Immune Checkpoint Regulation:

• Similar to immune checkpoints like PD-1, CD160 has an inhibitory role when bound to the herpesvirus entry mediator (HVEM), a member of the TNF receptor superfamily. This interaction suppresses excessive immune activation and helps regulate immune homeostasis.
• The inhibitory signal through CD160 and HVEM interaction contributes to maintaining immune tolerance, thereby preventing autoimmune damage. This mechanism is particularly relevant in tissues such as the intestines, where immune tolerance to gut flora is necessary.

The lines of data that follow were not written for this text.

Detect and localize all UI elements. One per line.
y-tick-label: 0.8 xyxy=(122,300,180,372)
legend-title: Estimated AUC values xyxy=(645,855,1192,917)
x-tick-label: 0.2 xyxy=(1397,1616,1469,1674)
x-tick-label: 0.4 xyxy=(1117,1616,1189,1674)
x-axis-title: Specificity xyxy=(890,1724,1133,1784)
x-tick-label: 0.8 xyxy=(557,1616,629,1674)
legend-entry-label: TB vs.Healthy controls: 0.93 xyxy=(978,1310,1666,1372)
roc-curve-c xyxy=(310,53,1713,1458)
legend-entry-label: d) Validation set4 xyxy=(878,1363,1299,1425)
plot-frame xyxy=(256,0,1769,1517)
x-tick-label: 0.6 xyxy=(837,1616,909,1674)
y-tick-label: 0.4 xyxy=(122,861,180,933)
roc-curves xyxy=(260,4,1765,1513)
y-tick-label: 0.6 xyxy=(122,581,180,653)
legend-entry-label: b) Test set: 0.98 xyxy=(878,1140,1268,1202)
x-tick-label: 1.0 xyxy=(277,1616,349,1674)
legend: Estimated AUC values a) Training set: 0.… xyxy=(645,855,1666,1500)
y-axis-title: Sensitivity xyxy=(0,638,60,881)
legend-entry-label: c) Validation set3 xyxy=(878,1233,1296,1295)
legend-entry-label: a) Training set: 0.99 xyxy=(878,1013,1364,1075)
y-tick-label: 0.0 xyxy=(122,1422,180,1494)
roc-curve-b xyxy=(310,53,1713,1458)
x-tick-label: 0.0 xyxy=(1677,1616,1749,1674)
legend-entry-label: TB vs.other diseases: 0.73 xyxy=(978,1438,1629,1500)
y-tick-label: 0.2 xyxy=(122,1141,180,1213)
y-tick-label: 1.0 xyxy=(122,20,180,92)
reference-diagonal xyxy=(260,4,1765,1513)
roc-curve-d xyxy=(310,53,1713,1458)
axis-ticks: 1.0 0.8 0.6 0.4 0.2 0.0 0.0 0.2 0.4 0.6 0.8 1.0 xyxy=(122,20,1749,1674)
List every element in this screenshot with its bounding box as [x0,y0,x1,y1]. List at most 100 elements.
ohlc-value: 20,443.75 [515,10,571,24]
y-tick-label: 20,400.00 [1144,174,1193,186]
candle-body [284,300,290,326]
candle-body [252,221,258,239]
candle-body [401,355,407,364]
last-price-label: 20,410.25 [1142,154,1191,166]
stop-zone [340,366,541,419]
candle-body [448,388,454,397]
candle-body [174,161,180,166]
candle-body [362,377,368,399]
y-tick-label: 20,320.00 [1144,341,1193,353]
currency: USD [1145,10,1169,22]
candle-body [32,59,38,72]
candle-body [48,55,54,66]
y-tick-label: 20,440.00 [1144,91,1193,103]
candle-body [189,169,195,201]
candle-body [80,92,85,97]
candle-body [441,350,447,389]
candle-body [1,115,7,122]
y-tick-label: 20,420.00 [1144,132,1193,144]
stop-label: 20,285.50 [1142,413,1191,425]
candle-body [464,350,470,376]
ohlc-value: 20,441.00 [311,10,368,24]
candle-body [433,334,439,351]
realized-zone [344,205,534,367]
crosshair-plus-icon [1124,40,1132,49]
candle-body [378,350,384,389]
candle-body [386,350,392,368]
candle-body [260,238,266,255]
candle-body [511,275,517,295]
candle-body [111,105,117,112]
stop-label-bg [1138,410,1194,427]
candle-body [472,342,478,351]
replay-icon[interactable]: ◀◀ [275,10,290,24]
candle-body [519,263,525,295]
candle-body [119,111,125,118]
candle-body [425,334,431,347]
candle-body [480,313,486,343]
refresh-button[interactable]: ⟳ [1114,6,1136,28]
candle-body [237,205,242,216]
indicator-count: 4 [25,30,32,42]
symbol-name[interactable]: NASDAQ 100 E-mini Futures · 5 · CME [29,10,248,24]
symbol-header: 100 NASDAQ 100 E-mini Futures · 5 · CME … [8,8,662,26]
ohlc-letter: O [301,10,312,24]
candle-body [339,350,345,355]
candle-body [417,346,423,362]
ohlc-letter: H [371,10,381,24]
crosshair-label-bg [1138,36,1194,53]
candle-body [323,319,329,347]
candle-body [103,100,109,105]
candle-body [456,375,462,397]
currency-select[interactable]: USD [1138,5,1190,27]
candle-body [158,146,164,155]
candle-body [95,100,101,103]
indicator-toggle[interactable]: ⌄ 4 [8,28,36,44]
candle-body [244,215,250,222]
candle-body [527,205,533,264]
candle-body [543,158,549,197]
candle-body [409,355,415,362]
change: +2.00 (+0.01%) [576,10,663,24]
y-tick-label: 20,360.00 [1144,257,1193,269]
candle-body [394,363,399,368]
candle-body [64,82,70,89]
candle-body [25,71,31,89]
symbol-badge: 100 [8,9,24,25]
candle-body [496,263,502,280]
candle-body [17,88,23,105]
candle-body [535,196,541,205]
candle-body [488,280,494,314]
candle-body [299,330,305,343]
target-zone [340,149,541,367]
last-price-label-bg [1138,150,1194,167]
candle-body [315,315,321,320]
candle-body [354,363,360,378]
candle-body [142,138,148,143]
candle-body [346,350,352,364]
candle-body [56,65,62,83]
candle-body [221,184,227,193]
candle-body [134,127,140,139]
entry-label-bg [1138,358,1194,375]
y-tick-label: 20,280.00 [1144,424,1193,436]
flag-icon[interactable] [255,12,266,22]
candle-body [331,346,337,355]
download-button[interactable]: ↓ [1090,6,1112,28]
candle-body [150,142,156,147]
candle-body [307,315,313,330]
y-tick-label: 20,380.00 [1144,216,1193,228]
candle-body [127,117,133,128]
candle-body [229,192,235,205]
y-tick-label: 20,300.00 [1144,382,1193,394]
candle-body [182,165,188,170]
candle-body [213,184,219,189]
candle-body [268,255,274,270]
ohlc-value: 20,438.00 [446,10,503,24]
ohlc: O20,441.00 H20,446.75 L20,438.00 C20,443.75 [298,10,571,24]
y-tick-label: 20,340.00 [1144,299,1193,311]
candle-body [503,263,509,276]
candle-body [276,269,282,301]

Inflammation and Autoimmunity:

• CD160’s involvement in immune regulation extends to inflammatory and autoimmune responses. Elevated levels of soluble CD160 have been observed in autoimmune diseases, where they may alter normal immune responses and contribute to chronic inflammation.
• In certain chronic infections, CD160 expression can become dysregulated, leading to exhausted phenotypes in CD8+ T cells, diminishing their cytotoxic potential and allowing pathogens or tumor cells to evade immune surveillance.

Tumor Immunology:

• CD160 expression on T and NK cells is integral in tumor immunology due to its role in tumor cell recognition. CD160 can directly recognize certain tumors with altered MHC class I expression, and its activation can enhance tumor cell killing.
• The role of CD160 as an immune checkpoint also opens the possibility for therapeutic modulation in cancer. Blocking the inhibitory interaction between CD160 and HVEM could restore T and NK cell functionality, making CD160 a potential target in immunotherapy strategies for cancers with immune evasion mechanisms.

Clinical Issues

Cancer:

• CD160’s dual role in immune activation and inhibition makes it significant in cancer research, where it is considered both a biomarker and a therapeutic target. In solid tumors and hematologic malignancies, the expression of CD160 can vary, influencing how immune cells interact with tumor cells.
• Therapeutically, blocking CD160’s inhibitory interactions is being explored as a means to reinvigorate exhausted T cells in the tumor microenvironment, enhancing anti-tumor immunity.

Chronic Viral Infections:

• CD160’s function is compromised in chronic infections like HIV and hepatitis, where persistent antigen stimulation can lead to T cell exhaustion. This state, often marked by elevated CD160 expression, contributes to reduced efficacy in controlling chronic infections.
• Soluble CD160, sometimes elevated in these infections, may act as a decoy receptor, further contributing to immune dysregulation. Interventions aimed at modulating CD160 signaling could potentially reinvigorate the immune response in these chronic infection scenarios.

Autoimmune Disorders:

• CD160 dysregulation has been implicated in autoimmune diseases such as rheumatoid arthritis, multiple sclerosis, and inflammatory bowel disease. Elevated levels of soluble CD160 in these diseases correlate with increased inflammation, suggesting a role for CD160 in modulating immune responses in autoimmune pathologies.
• The therapeutic modulation of CD160, including the inhibition of its soluble form or blocking its interaction with HVEM, may help mitigate autoimmune responses in these diseases.

Summary

CD160 is a glycoprotein receptor expressed on NK cells, CD8+ T cells, and certain other immune cells, playing a multifaceted role in immune regulation, cytotoxicity, and immune checkpoint modulation. Structurally, it is characterized by a single Ig-like domain that allows it to bind to MHC class I molecules and HVEM. Its primary function lies in enhancing immune surveillance and cytotoxic response, while also acting as an immune checkpoint in certain contexts. CD160 is significant in tumor immunology, chronic infections, and autoimmune diseases, with its expression pattern and soluble forms contributing to disease pathology and providing potential therapeutic targets. As such, CD160 represents an important checkpoint molecule with relevance across various immunological disorders and cancer, positioning it as a potential target for immunotherapeutic approaches aimed at modulating immune activation and tolerance.